How much do you know about the people you lead? I am not referring to their superficial dossier, but to secondary and deeper knowledge. Stuff that you actually have to try and find out, i.e., quality unforced time and listening skills where you do not talk for long stretches of time. To do that you actually have to care about them.
12/27 On Shepherding the Poor:
Temporary poverty can have transformational benefits, like humility, deep appreciation for the non-material happinesses in life, relational development and interdependence, pinpointing and changing poor money habits, and so on. Chronic or inveterate poverty is not, however, the Lord's ultimate ideal for His people or anyone. Deuteronomy 15:4,5 (NIV) say: "...there need be no poor people among you, for in the land the LORD your God is giving you to possess as your inheritance, he will richly bless you, if only you fully obey the LORD your God and are careful to follow..."
Many individuals, though, for whatever reason, will become poor or start life poor. A few verses later, the Lord acknowledges this realistically (v11 NKJV), "For the poor will never cease from the land; therefore I command you, saying, 'You shall open your hand wide to your brother, to your poor and your needy, in your land.'"
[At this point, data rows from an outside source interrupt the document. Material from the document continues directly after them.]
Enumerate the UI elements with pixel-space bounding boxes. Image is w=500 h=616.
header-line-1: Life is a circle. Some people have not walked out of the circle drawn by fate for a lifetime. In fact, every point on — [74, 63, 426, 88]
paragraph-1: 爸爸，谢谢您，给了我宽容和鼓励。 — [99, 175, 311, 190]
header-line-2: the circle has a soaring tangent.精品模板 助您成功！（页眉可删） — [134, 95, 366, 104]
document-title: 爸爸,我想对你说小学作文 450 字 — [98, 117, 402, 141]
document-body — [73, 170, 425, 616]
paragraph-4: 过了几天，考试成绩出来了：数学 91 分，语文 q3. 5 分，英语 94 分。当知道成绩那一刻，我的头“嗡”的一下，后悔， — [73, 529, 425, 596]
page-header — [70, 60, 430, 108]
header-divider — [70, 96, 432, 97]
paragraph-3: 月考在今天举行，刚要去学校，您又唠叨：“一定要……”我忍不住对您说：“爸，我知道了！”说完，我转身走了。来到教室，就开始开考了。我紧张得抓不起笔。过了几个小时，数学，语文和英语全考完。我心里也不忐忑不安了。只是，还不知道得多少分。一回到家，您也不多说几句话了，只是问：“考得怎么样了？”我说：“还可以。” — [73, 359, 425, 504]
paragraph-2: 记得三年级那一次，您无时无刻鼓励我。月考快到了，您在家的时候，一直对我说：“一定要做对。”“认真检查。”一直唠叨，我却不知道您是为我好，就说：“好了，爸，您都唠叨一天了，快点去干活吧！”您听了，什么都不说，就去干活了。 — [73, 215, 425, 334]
In reading verse 11 one might too quickly assume "opening your hand wide" only means humanitarian benevolence. For spiritual leaders, I challenge you to read more depth into this scripture. Opening the hand wide, for spiritual leaders, also means giving the poor comprehensive economic shepherding and financial responsibility-building. Here are two of the most important economic empowerment points in Scripture. The following is not exhaustive.
Depth identity. Chronic or inveterate poverty is not a mere lack of cash or mere arithmetics. Poverty that persists over many seasons (or generations) is the fruit of a deeper identity that produces a financial personality that produces poverty-enabling behaviors. If we are to shepherd people economically we will have to redig and relay their deepest assumptions and approaches to themselves, others, life, and their Maker.
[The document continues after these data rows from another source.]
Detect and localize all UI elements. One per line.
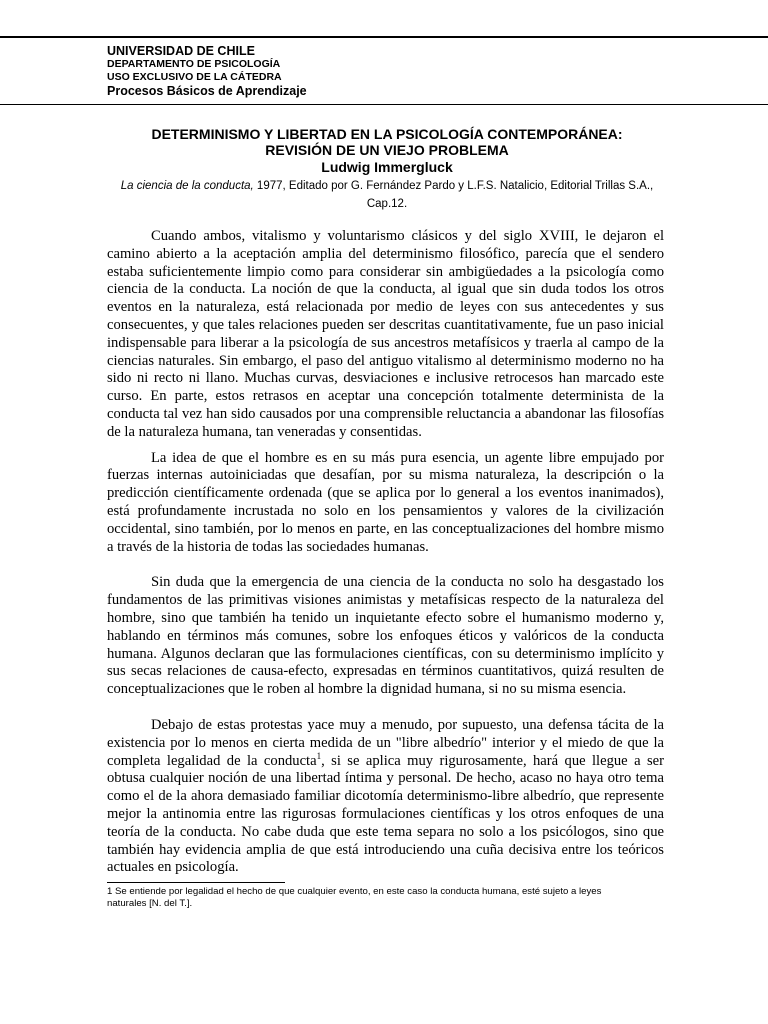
department-name: DEPARTAMENTO DE PSICOLOGÍA	[107, 58, 281, 70]
paragraph-2: La idea de que el hombre es en su más pura esencia, un agente libre empujado por fuerzas internas autoiniciadas que desafían, por su misma naturaleza, la descripción o la predicción científicamente ordenada (que se aplica por lo general a los eventos inanimados), está profundamente incrustada no solo en los pensamientos y valores de la civilización occidental, sino también, por lo menos en parte, en las conceptualizaciones del hombre mismo a través de la historia de todas las sociedades humanas.	[107, 449, 664, 555]
usage-note: USO EXCLUSIVO DE LA CÁTEDRA	[107, 71, 282, 83]
paragraph-4-part2: , si se aplica muy rigurosamente, hará que llegue a ser obtusa cualquier noción de una libertad íntima y personal. De hecho, acaso no haya otro tema como el de la ahora demasiado familiar dicotomía determinismo-libre albedrío, que represente mejor la antinomia entre las rigurosas formulaciones científicas y los otros enfoques de una teoría de la conducta. No cabe duda que este tema separa no solo a los psicólogos, sino que también hay evidencia amplia de que está introduciendo una cuña decisiva entre los teóricos actuales en psicología.	[107, 752, 664, 876]
article-title-block	[107, 126, 667, 213]
paragraph-4-part1: Debajo de estas protestas yace muy a menudo, por supuesto, una defensa tácita de la existencia por lo menos en cierta medida de un "libre albedrío" interior y el miedo de que la completa legalidad de la conducta	[107, 716, 664, 769]
university-name: UNIVERSIDAD DE CHILE	[107, 44, 255, 58]
footnote-reference[interactable]: 1	[316, 750, 322, 761]
article-body	[107, 228, 664, 895]
citation-book-title: La ciencia de la conducta,	[120, 180, 254, 192]
paragraph-4	[107, 717, 664, 877]
citation-details: 1977, Editado por G. Fernández Pardo y L.F.S. Natalicio, Editorial Trillas S.A., Cap.12.	[253, 180, 654, 210]
paragraph-1: Cuando ambos, vitalismo y voluntarismo clásicos y del siglo XVIII, le dejaron el camino abierto a la aceptación amplia del determinismo filosófico, parecía que el sendero estaba suficientemente limpio como para considerar sin ambigüedades a la psicología como ciencia de la conducta. La noción de que la conducta, al igual que sin duda todos los otros eventos en la naturaleza, está relacionada por medio de leyes con sus antecedentes y sus consecuentes, y que tales relaciones pueden ser descritas cuantitativamente, fue un paso inicial indispensable para liberar a la psicología de sus ancestros metafísicos y traerla al campo de la ciencias naturales. Sin embargo, el paso del antiguo vitalismo al determinismo moderno no ha sido ni recto ni llano. Muchas curvas, desviaciones e inclusive retrocesos han marcado este curso. En parte, estos retrasos en aceptar una concepción totalmente determinista de la conducta tal vez han sido causados por una comprensible reluctancia a abandonar las filosofías de la naturaleza humana, tan veneradas y consentidas.	[107, 228, 664, 440]
course-name: Procesos Básicos de Aprendizaje	[107, 84, 307, 98]
article-author: Ludwig Immergluck	[321, 159, 453, 175]
article-title-line1: DETERMINISMO Y LIBERTAD EN LA PSICOLOGÍA CONTEMPORÁNEA:	[151, 126, 623, 142]
top-rule	[0, 36, 768, 38]
article-citation	[107, 177, 667, 213]
paragraph-3: Sin duda que la emergencia de una ciencia de la conducta no solo ha desgastado los fundamentos de las primitivas visiones animistas y metafísicas respecto de la naturaleza del hombre, sino que también ha tenido un inquietante efecto sobre el humanismo moderno y, hablando en términos más comunes, sobre los enfoques éticos y valóricos de la conducta humana. Algunos declaran que las formulaciones científicas, con su determinismo implícito y sus secas relaciones de causa-efecto, expresadas en términos cuantitativos, quizá resulten de conceptualizaciones que le roben al hombre la dignidad humana, si no su misma esencia.	[107, 574, 664, 698]
header-rule	[0, 104, 768, 105]
footnote-rule	[107, 882, 285, 883]
document-header	[107, 44, 707, 99]
footnote: 1 Se entiende por legalidad el hecho de que cualquier evento, en este caso la conducta humana, esté sujeto a leyes naturales [N. del T.].	[107, 886, 602, 909]
article-title-line2: REVISIÓN DE UN VIEJO PROBLEMA	[265, 142, 509, 158]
Calling discovery. Moses wrote that God gives His people "power to get wealth" (Deu 8:18 NKJV). The Hebrew word here for "power" is koach, and in this context it more specifically means "ability or strength." Thus, in everyday vernacular, God gave us signature strengths or abilities or powers through which we can generate personal economy. Each person has something(s) or can do something(s) that, when well-developed, can be valuable enough to create personal economy. We shepherds have to help those in our care to better discern their koach, develop it, or make other adjustments to accommodate its presence and growth.
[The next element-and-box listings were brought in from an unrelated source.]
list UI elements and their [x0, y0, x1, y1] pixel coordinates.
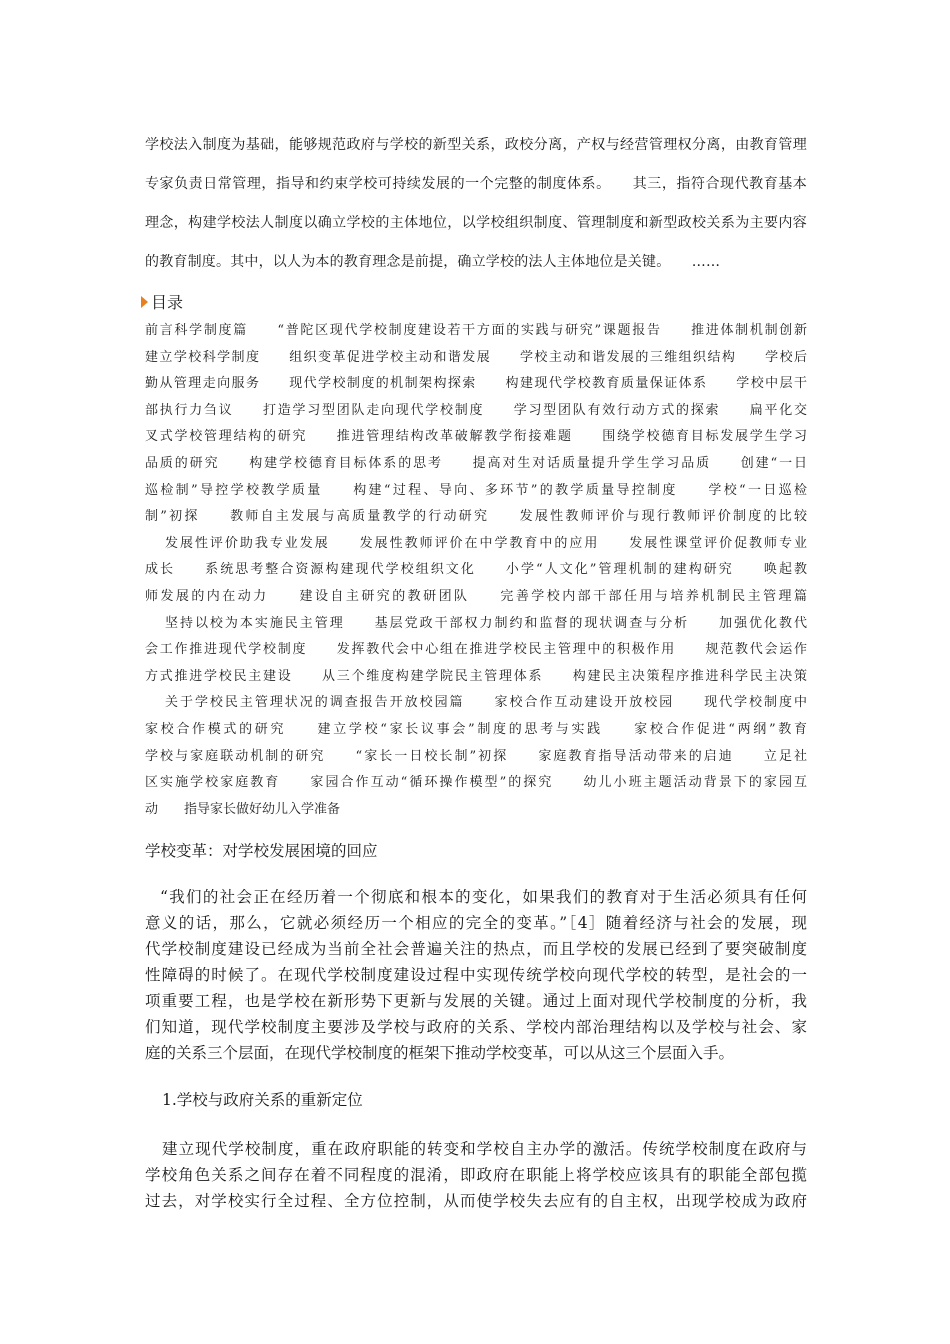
intro-line: 专家负责日常管理，指导和约束学校可持续发展的一个完整的制度体系。 其三，指符合现代教育基本: [145, 176, 807, 192]
toc-line: 制”初探 教师自主发展与高质量教学的行动研究 发展性教师评价与现行教师评价制度的比较: [145, 509, 807, 525]
toc-line: 师发展的内在动力 建设自主研究的教研团队 完善学校内部干部任用与培养机制民主管理篇: [145, 588, 807, 604]
toc-line: 学校与家庭联动机制的研究 “家长一日校长制”初探 家庭教育指导活动带来的启迪 立足社: [145, 748, 807, 764]
toc-line: 建立学校科学制度 组织变革促进学校主动和谐发展 学校主动和谐发展的三维组织结构 学校后: [145, 349, 807, 365]
toc-line: 会工作推进现代学校制度 发挥教代会中心组在推进学校民主管理中的积极作用 规范教代会运作: [145, 642, 807, 658]
paragraph-line: 建立现代学校制度，重在政府职能的转变和学校自主办学的激活。传统学校制度在政府与: [162, 1140, 807, 1158]
section-title: 学校变革：对学校发展困境的回应: [145, 842, 378, 860]
body-paragraph: [145, 1136, 807, 1214]
toc-line: 发展性评价助我专业发展 发展性教师评价在中学教育中的应用 发展性课堂评价促教师专业: [165, 535, 807, 551]
toc-line: 关于学校民主管理状况的调查报告开放校园篇 家校合作互动建设开放校园 现代学校制度中: [165, 695, 807, 711]
paragraph-line: 庭的关系三个层面，在现代学校制度的框架下推动学校变革，可以从这三个层面入手。: [145, 1044, 735, 1062]
toc-line: 方式推进学校民主建设 从三个维度构建学院民主管理体系 构建民主决策程序推进科学民主决策: [145, 668, 807, 684]
body-paragraph: [145, 884, 807, 1066]
toc-line: 区实施学校家庭教育 家园合作互动“循环操作模型”的探究 幼儿小班主题活动背景下的家园互: [145, 775, 807, 791]
intro-line: 学校法入制度为基础，能够规范政府与学校的新型关系，政校分离，产权与经营管理权分离，由教育管理: [145, 137, 807, 153]
paragraph-line: 代学校制度建设已经成为当前全社会普遍关注的热点，而且学校的发展已经到了要突破制度: [145, 940, 807, 958]
paragraph-line: 们知道，现代学校制度主要涉及学校与政府的关系、学校内部治理结构以及学校与社会、家: [145, 1018, 807, 1036]
toc-line: 品质的研究 构建学校德育目标体系的思考 提高对生对话质量提升学生学习品质 创建“一日: [145, 455, 807, 471]
toc-line: 坚持以校为本实施民主管理 基层党政干部权力制约和监督的现状调查与分析 加强优化教代: [165, 615, 807, 631]
toc-line: 叉式学校管理结构的研究 推进管理结构改革破解教学衔接难题 围绕学校德育目标发展学生学习: [145, 429, 807, 445]
subsection-title: 1.学校与政府关系的重新定位: [162, 1091, 363, 1109]
paragraph-line: 意义的话，那么，它就必须经历一个相应的完全的变革。”［4］随着经济与社会的发展，现: [145, 914, 807, 932]
paragraph-line: 过去，对学校实行全过程、全方位控制，从而使学校失去应有的自主权，出现学校成为政府: [145, 1192, 807, 1210]
toc-heading: [141, 289, 183, 313]
toc-line: 成长 系统思考整合资源构建现代学校组织文化 小学“人文化”管理机制的建构研究 唤起教: [145, 562, 807, 578]
paragraph-line: 项重要工程，也是学校在新形势下更新与发展的关键。通过上面对现代学校制度的分析，我: [145, 992, 807, 1010]
toc-title: 目录: [151, 292, 184, 312]
intro-line: 理念，构建学校法人制度以确立学校的主体地位，以学校组织制度、管理制度和新型政校关系为主要内容: [145, 215, 807, 231]
toc-line: 前言科学制度篇 “普陀区现代学校制度建设若干方面的实践与研究”课题报告 推进体制机制创新: [145, 323, 807, 338]
toc-line: 部执行力刍议 打造学习型团队走向现代学校制度 学习型团队有效行动方式的探索 扁平化交: [145, 402, 807, 418]
arrow-right-icon: [141, 296, 148, 308]
paragraph-line: “我们的社会正在经历着一个彻底和根本的变化，如果我们的教育对于生活必须具有任何: [160, 888, 807, 906]
paragraph-line: 学校角色关系之间存在着不同程度的混淆，即政府在职能上将学校应该具有的职能全部包揽: [145, 1166, 807, 1184]
intro-line: 的教育制度。其中，以人为本的教育理念是前提，确立学校的法人主体地位是关键。 ……: [145, 254, 721, 270]
toc-line: 家校合作模式的研究 建立学校“家长议事会”制度的思考与实践 家校合作促进“两纲”教育: [145, 721, 807, 737]
paragraph-line: 性障碍的时候了。在现代学校制度建设过程中实现传统学校向现代学校的转型，是社会的一: [145, 966, 807, 984]
table-of-contents: [145, 318, 807, 823]
toc-line: 勤从管理走向服务 现代学校制度的机制架构探索 构建现代学校教育质量保证体系 学校中层干: [145, 376, 807, 392]
toc-line: 动 指导家长做好幼儿入学准备: [145, 801, 341, 817]
toc-line: 巡检制”导控学校教学质量 构建“过程、导向、多环节”的教学质量导控制度 学校“一日巡检: [145, 482, 807, 498]
intro-paragraph: [145, 132, 807, 288]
Chronic or inveterate poverty makes a person feel and live like everyday is their last stand. Being in this survival frame too long hogs the body's, brain's, and soul's resources, setting the precursors to major health problems and leaving little or no vigor for personal design discovery, intellectual development, creative contemplation and strategizing, and overall life development. Most importantly, it tempts a person to wonder about the nature and engagement of the Father in their poverty. As spiritual leaders ministering in the name of the Lord Jesus Christ, we can answer those wonderings about the Father and reveal Him, first, by mobilizing humanitarian care for them in the short-term, and second, by dignifying their human value with comprehensive economic shepherding and transformation for the long-term.